= Inua =

Concept of inuit mythology

In Inuit mythology, an inua (ᐃᓄᐊ; plural inuat ᐃᓄᐊᑦ) is a spirit or soul that exists in all people, animals, lakes, mountains, and plants. This is not an individual soul, but rather "the vital force representing a chain or continuum of all the individual spirits of that genus which had lived, were living, or were to live."

Among the Yup'ik near Kuskokwim Bay of Coastal Alaska, the word yua (absolutive case form of the word yuk "human; human-like spirit") has similar connotations as that of the Iñupiaq of Northern Alaska, who, similarly to the Inuit, call it iñua or inua.
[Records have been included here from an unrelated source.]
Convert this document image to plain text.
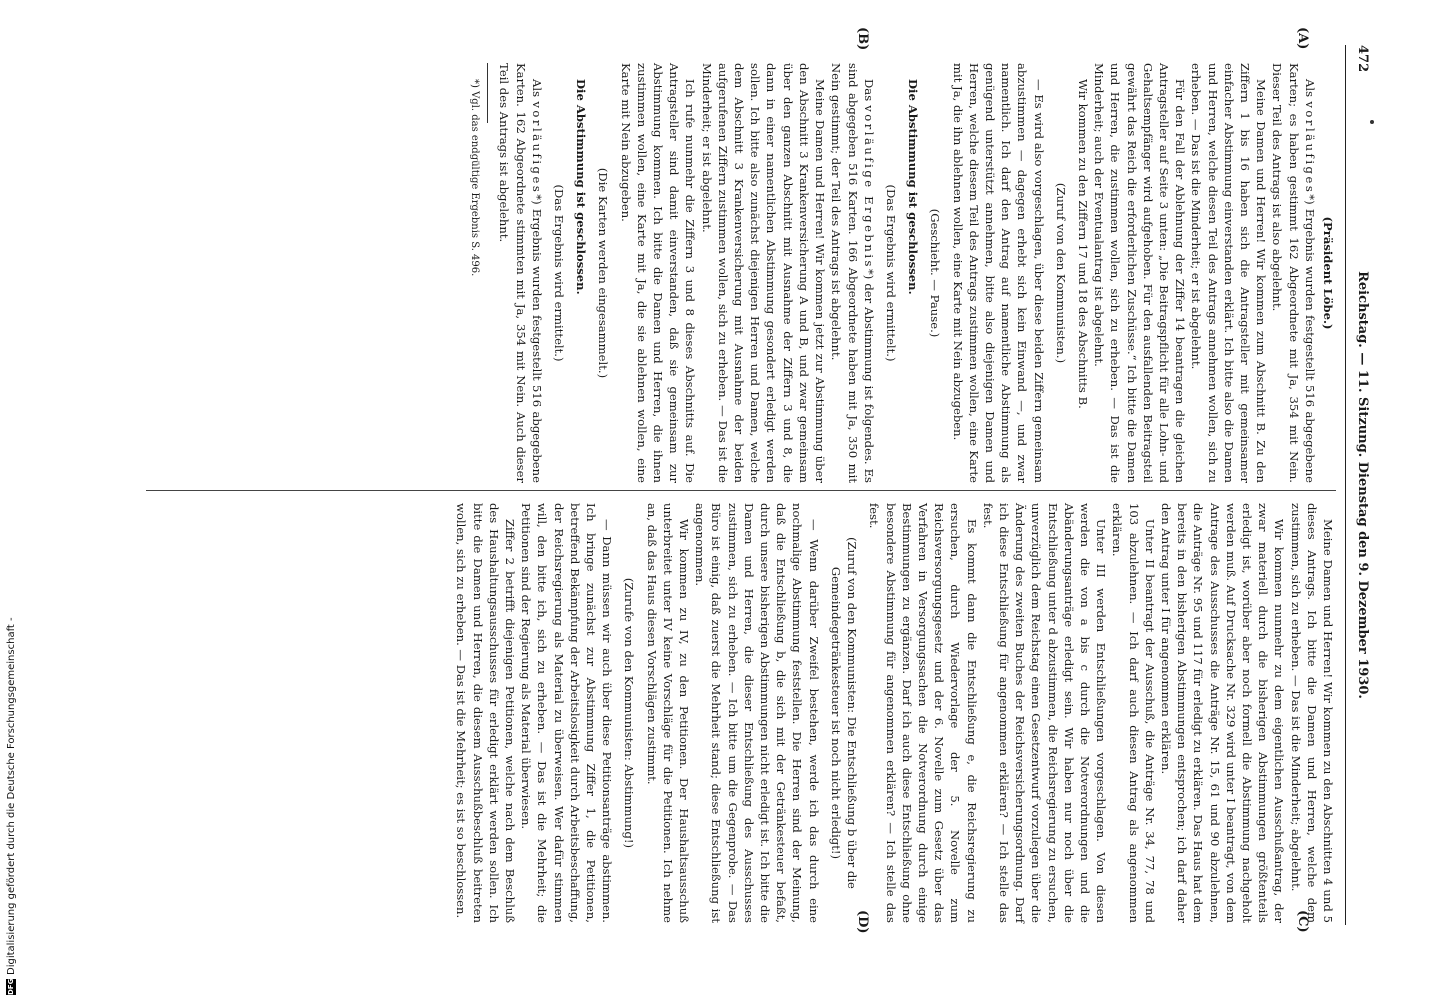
DFGDigitalisierung gefördert durch die Deutsche Forschungsgemeinschaft -
472
Reichstag. — 11. Sitzung. Dienstag den 9. Dezember 1930.
(A)
(B)
(C)
(D)

(Präsident Löbe.)

Als vorläufiges*) Ergebnis wurden festgestellt 516 abgegebene Karten; es haben gestimmt 162 Abgeordnete mit Ja, 354 mit Nein. Dieser Teil des Antrags ist also abgelehnt.

Meine Damen und Herren! Wir kommen zum Abschnitt B. Zu den Ziffern 1 bis 16 haben sich die Antragsteller mit gemeinsamer einfacher Abstimmung einverstanden erklärt. Ich bitte also die Damen und Herren, welche diesen Teil des Antrags annehmen wollen, sich zu erheben. — Das ist die Minderheit; er ist abgelehnt.

Für den Fall der Ablehnung der Ziffer 14 beantragen die gleichen Antragsteller auf Seite 3 unten: „Die Beitragspflicht für alle Lohn- und Gehaltsempfänger wird aufgehoben. Für den ausfallenden Beitragsteil gewährt das Reich die erforderlichen Zuschüsse.“ Ich bitte die Damen und Herren, die zustimmen wollen, sich zu erheben. — Das ist die Minderheit; auch der Eventualantrag ist abgelehnt.

Wir kommen zu den Ziffern 17 und 18 des Abschnitts B.

(Zuruf von den Kommunisten.)

— Es wird also vorgeschlagen, über diese beiden Ziffern gemeinsam abzustimmen — dagegen erhebt sich kein Einwand —, und zwar namentlich. Ich darf den Antrag auf namentliche Abstimmung als genügend unterstützt annehmen, bitte also diejenigen Damen und Herren, welche diesem Teil des Antrags zustimmen wollen, eine Karte mit Ja, die ihn ablehnen wollen, eine Karte mit Nein abzugeben.

(Geschieht. — Pause.)

Die Abstimmung ist geschlossen.

(Das Ergebnis wird ermittelt.)

Das vorläufige Ergebnis*) der Abstimmung ist folgendes. Es sind abgegeben 516 Karten. 166 Abgeordnete haben mit Ja, 350 mit Nein gestimmt; der Teil des Antrags ist abgelehnt.

Meine Damen und Herren! Wir kommen jetzt zur Abstimmung über den Abschnitt 3 Krankenversicherung A und B, und zwar gemeinsam über den ganzen Abschnitt mit Ausnahme der Ziffern 3 und 8, die dann in einer namentlichen Abstimmung gesondert erledigt werden sollen. Ich bitte also zunächst diejenigen Herren und Damen, welche dem Abschnitt 3 Krankenversicherung mit Ausnahme der beiden aufgerufenen Ziffern zustimmen wollen, sich zu erheben. — Das ist die Minderheit; er ist abgelehnt.

Ich rufe nunmehr die Ziffern 3 und 8 dieses Abschnitts auf. Die Antragsteller sind damit einverstanden, daß sie gemeinsam zur Abstimmung kommen. Ich bitte die Damen und Herren, die ihnen zustimmen wollen, eine Karte mit Ja, die sie ablehnen wollen, eine Karte mit Nein abzugeben.

(Die Karten werden eingesammelt.)

Die Abstimmung ist geschlossen.

(Das Ergebnis wird ermittelt.)

Als vorläufiges*) Ergebnis wurden festgestellt 516 abgegebene Karten. 162 Abgeordnete stimmten mit Ja, 354 mit Nein. Auch dieser Teil des Antrags ist abgelehnt.

*) Vgl. das endgültige Ergebnis S. 496.

Meine Damen und Herren! Wir kommen zu den Abschnitten 4 und 5 dieses Antrags. Ich bitte die Damen und Herren, welche dem zustimmen, sich zu erheben. — Das ist die Minderheit; abgelehnt.

Wir kommen nunmehr zu dem eigentlichen Ausschußantrag, der zwar materiell durch die bisherigen Abstimmungen größtenteils erledigt ist, worüber aber noch formell die Abstimmung nachgeholt werden muß. Auf Drucksache Nr. 329 wird unter I beantragt, von dem Antrage des Ausschusses die Anträge Nr. 15, 61 und 90 abzulehnen, die Anträge Nr. 95 und 117 für erledigt zu erklären. Das Haus hat dem bereits in den bisherigen Abstimmungen entsprochen; ich darf daher den Antrag unter I für angenommen erklären.

Unter II beantragt der Ausschuß, die Anträge Nr. 34, 77, 78 und 103 abzulehnen. — Ich darf auch diesen Antrag als angenommen erklären.

Unter III werden Entschließungen vorgeschlagen. Von diesen werden die von a bis c durch die Notverordnungen und die Abänderungsanträge erledigt sein. Wir haben nur noch über die Entschließung unter d abzustimmen, die Reichsregierung zu ersuchen, unverzüglich dem Reichstag einen Gesetzentwurf vorzulegen über die Änderung des zweiten Buches der Reichsversicherungsordnung. Darf ich diese Entschließung für angenommen erklären? — Ich stelle das fest.

Es kommt dann die Entschließung e, die Reichsregierung zu ersuchen, durch Wiedervorlage der 5. Novelle zum Reichsversorgungsgesetz und der 6. Novelle zum Gesetz über das Verfahren in Versorgungssachen die Notverordnung durch einige Bestimmungen zu ergänzen. Darf ich auch diese Entschließung ohne besondere Abstimmung für angenommen erklären? — Ich stelle das fest.

(Zuruf von den Kommunisten: Die Entschließung b über die Gemeindegetränkesteuer ist noch nicht erledigt!)

— Wenn darüber Zweifel bestehen, werde ich das durch eine nochmalige Abstimmung feststellen. Die Herren sind der Meinung, daß die Entschließung b, die sich mit der Getränkesteuer befaßt, durch unsere bisherigen Abstimmungen nicht erledigt ist. Ich bitte die Damen und Herren, die dieser Entschließung des Ausschusses zustimmen, sich zu erheben. — Ich bitte um die Gegenprobe. — Das Büro ist einig, daß zuerst die Mehrheit stand; diese Entschließung ist angenommen.

Wir kommen zu IV, zu den Petitionen. Der Haushaltsausschuß unterbreitet unter IV keine Vorschläge für die Petitionen. Ich nehme an, daß das Haus diesen Vorschlägen zustimmt.

(Zurufe von den Kommunisten: Abstimmung!)

— Dann müssen wir auch über diese Petitionsanträge abstimmen. Ich bringe zunächst zur Abstimmung Ziffer 1, die Petitionen, betreffend Bekämpfung der Arbeitslosigkeit durch Arbeitsbeschaffung, der Reichsregierung als Material zu überweisen. Wer dafür stimmen will, den bitte ich, sich zu erheben. — Das ist die Mehrheit; die Petitionen sind der Regierung als Material überwiesen.

Ziffer 2 betrifft diejenigen Petitionen, welche nach dem Beschluß des Haushaltungsausschusses für erledigt erklärt werden sollen. Ich bitte die Damen und Herren, die diesem Ausschußbeschluß beitreten wollen, sich zu erheben. — Das ist die Mehrheit; es ist so beschlossen.
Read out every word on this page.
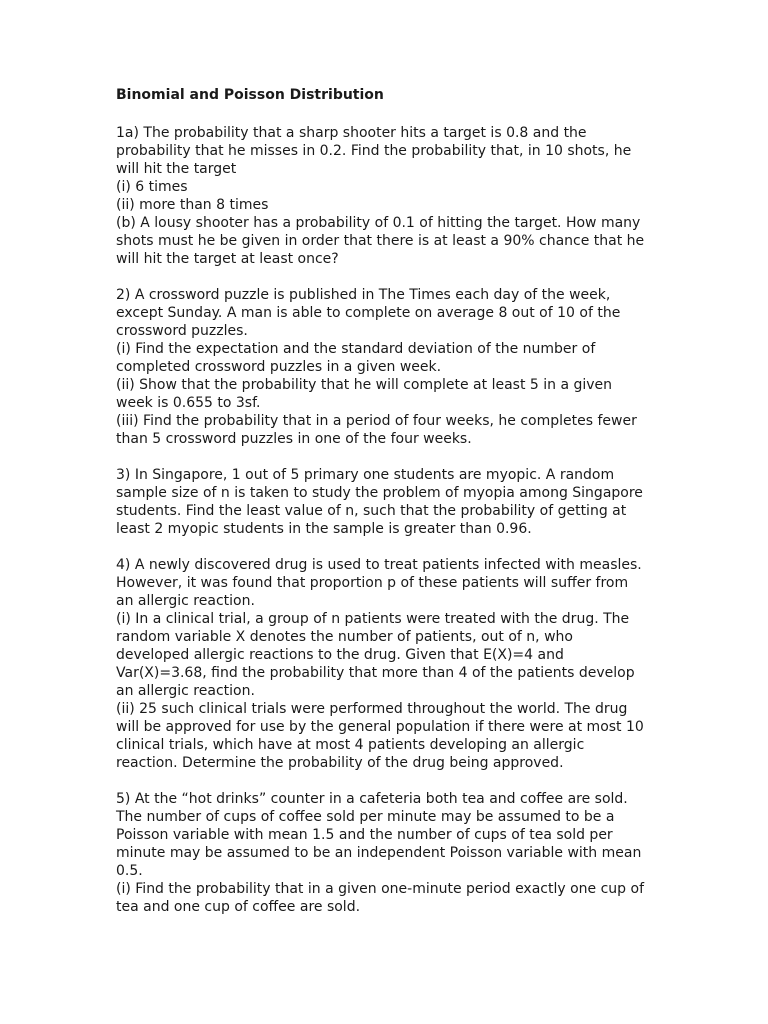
Binomial and Poisson Distribution
1a) The probability that a sharp shooter hits a target is 0.8 and the
probability that he misses in 0.2. Find the probability that, in 10 shots, he
will hit the target
(i) 6 times
(ii) more than 8 times
(b) A lousy shooter has a probability of 0.1 of hitting the target. How many
shots must he be given in order that there is at least a 90% chance that he
will hit the target at least once?
2) A crossword puzzle is published in The Times each day of the week,
except Sunday. A man is able to complete on average 8 out of 10 of the
crossword puzzles.
(i) Find the expectation and the standard deviation of the number of
completed crossword puzzles in a given week.
(ii) Show that the probability that he will complete at least 5 in a given
week is 0.655 to 3sf.
(iii) Find the probability that in a period of four weeks, he completes fewer
than 5 crossword puzzles in one of the four weeks.
3) In Singapore, 1 out of 5 primary one students are myopic. A random
sample size of n is taken to study the problem of myopia among Singapore
students. Find the least value of n, such that the probability of getting at
least 2 myopic students in the sample is greater than 0.96.
4) A newly discovered drug is used to treat patients infected with measles.
However, it was found that proportion p of these patients will suffer from
an allergic reaction.
(i) In a clinical trial, a group of n patients were treated with the drug. The
random variable X denotes the number of patients, out of n, who
developed allergic reactions to the drug. Given that E(X)=4 and
Var(X)=3.68, find the probability that more than 4 of the patients develop
an allergic reaction.
(ii) 25 such clinical trials were performed throughout the world. The drug
will be approved for use by the general population if there were at most 10
clinical trials, which have at most 4 patients developing an allergic
reaction. Determine the probability of the drug being approved.
5) At the “hot drinks” counter in a cafeteria both tea and coffee are sold.
The number of cups of coffee sold per minute may be assumed to be a
Poisson variable with mean 1.5 and the number of cups of tea sold per
minute may be assumed to be an independent Poisson variable with mean
0.5.
(i) Find the probability that in a given one-minute period exactly one cup of
tea and one cup of coffee are sold.
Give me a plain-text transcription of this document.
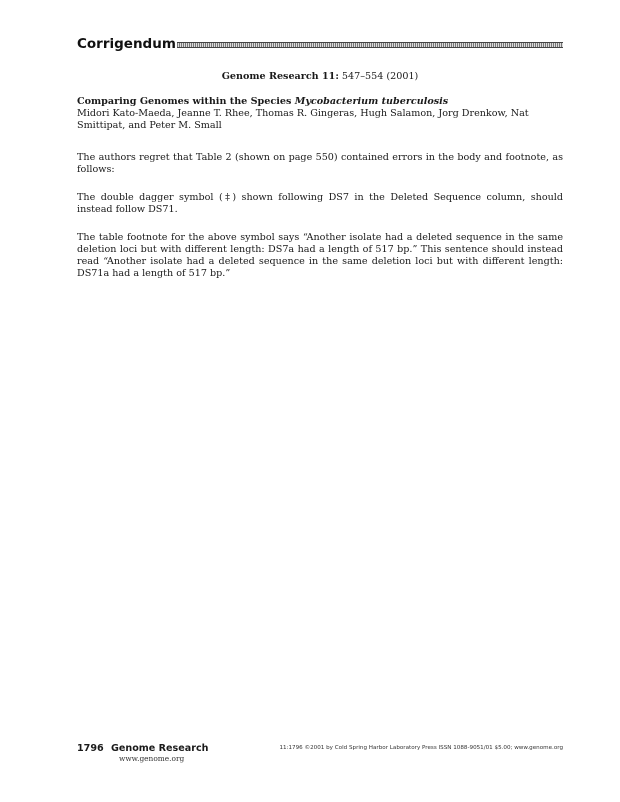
Corrigendum
Genome Research 11: 547–554 (2001)
Comparing Genomes within the Species Mycobacterium tuberculosis
Midori Kato-Maeda, Jeanne T. Rhee, Thomas R. Gingeras, Hugh Salamon, Jorg Drenkow, Nat Smittipat, and Peter M. Small

The authors regret that Table 2 (shown on page 550) contained errors in the body and footnote, as follows:

The double dagger symbol (‡) shown following DS7 in the Deleted Sequence column, should instead follow DS71.

The table footnote for the above symbol says “Another isolate had a deleted sequence in the same deletion loci but with different length: DS7a had a length of 517 bp.” This sentence should instead read “Another isolate had a deleted sequence in the same deletion loci but with different length: DS71a had a length of 517 bp.”

1796 Genome Research
www.genome.org
11:1796 ©2001 by Cold Spring Harbor Laboratory Press ISSN 1088-9051/01 $5.00; www.genome.org
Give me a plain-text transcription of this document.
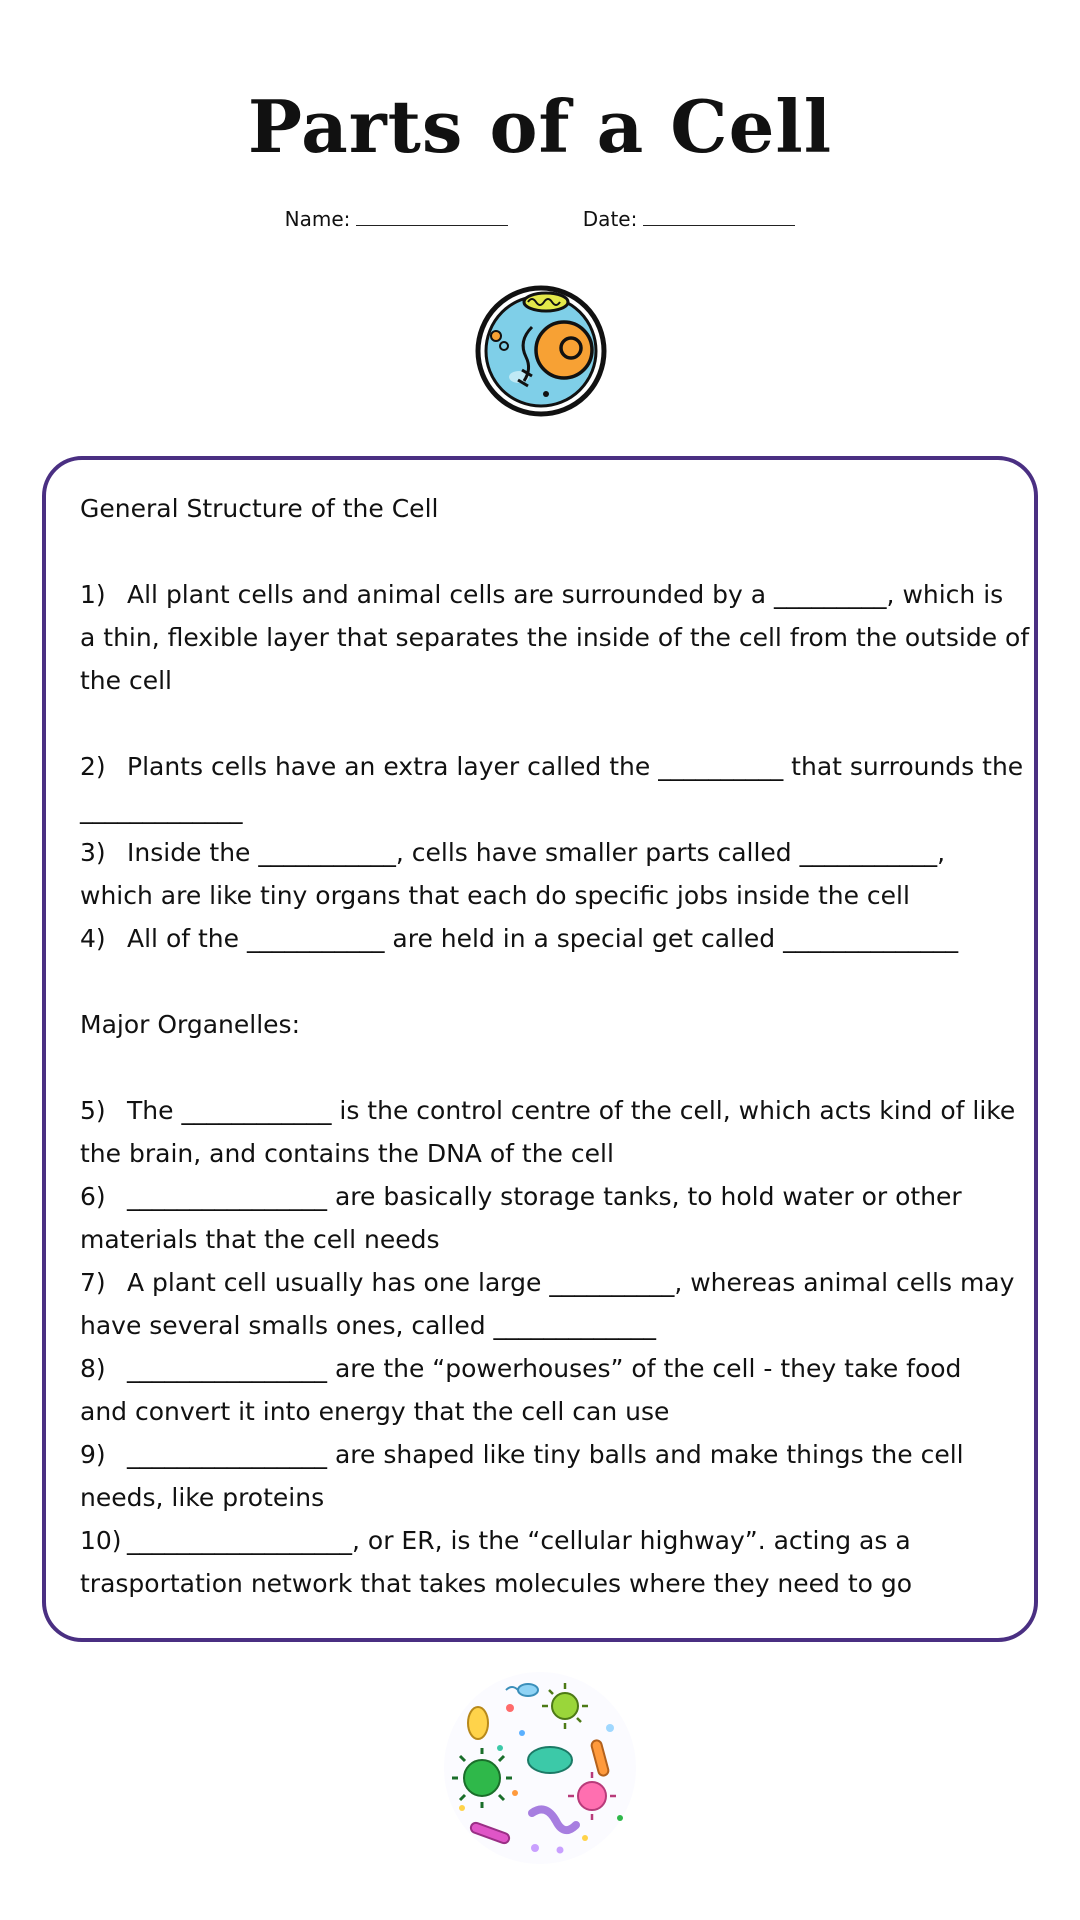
Parts of a Cell
Name:	Date:
General Structure of the Cell
1) All plant cells and animal cells are surrounded by a _________, which is
a thin, flexible layer that separates the inside of the cell from the outside of
the cell
2) Plants cells have an extra layer called the __________ that surrounds the
_____________
3) Inside the ___________, cells have smaller parts called ___________,
which are like tiny organs that each do specific jobs inside the cell
4) All of the ___________ are held in a special get called ______________
Major Organelles:
5) The ____________ is the control centre of the cell, which acts kind of like
the brain, and contains the DNA of the cell
6) ________________ are basically storage tanks, to hold water or other
materials that the cell needs
7) A plant cell usually has one large __________, whereas animal cells may
have several smalls ones, called _____________
8) ________________ are the “powerhouses” of the cell - they take food
and convert it into energy that the cell can use
9) ________________ are shaped like tiny balls and make things the cell
needs, like proteins
10) __________________, or ER, is the “cellular highway”. acting as a
trasportation network that takes molecules where they need to go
This meaning is based in a common understanding of most Arctic peoples, including both the Yup'iak and Iñupiaq, that "all the world is animate, and that animals have souls or spirits", a foundational belief of the continuum and inter-connectivity of all life and spirit of all that is, has been, and is yet to be. The concept is similar to mana.

Masks worn by shamans and non-shamanic dancers can represent animal spirits. Spirit masks represent the inua of the genus, not of an individual of that genus. A spirit mask of a seal, for example, represents an abstraction or communal essence of the spirit of all seals.

For Arctic people, human and animals are equal in that all life shares a common kind of soul or "life essence" (inua). This creates a predicament that, in order to survive, people must kill other creatures that are like them. Recognition of this dilemma lies at the centre of hunting practice, which is based upon respect and reciprocity. The hunter will only succeed if the animal chooses to give its life as a gift in return for moral and respectful behaviour on the part of the whole community. For example, after a seal has been killed fresh water is poured into its mouth so that its soul will not be thirsty and it will tell the other seals of the respect shown to it.

Inua were sometimes personified in mythology, as in Tarqiup Inua ("Master of the Moon") or infrequently Silap Inua. Sila has a wide variety of meanings. Discussing the meaning of Silap Inua, sometimes translated as "the owner of sila" or possessor of spirit, it has been suggested that Silap Inua may more appropriately indicate animation by or participation in "the Life-Giving Spirit."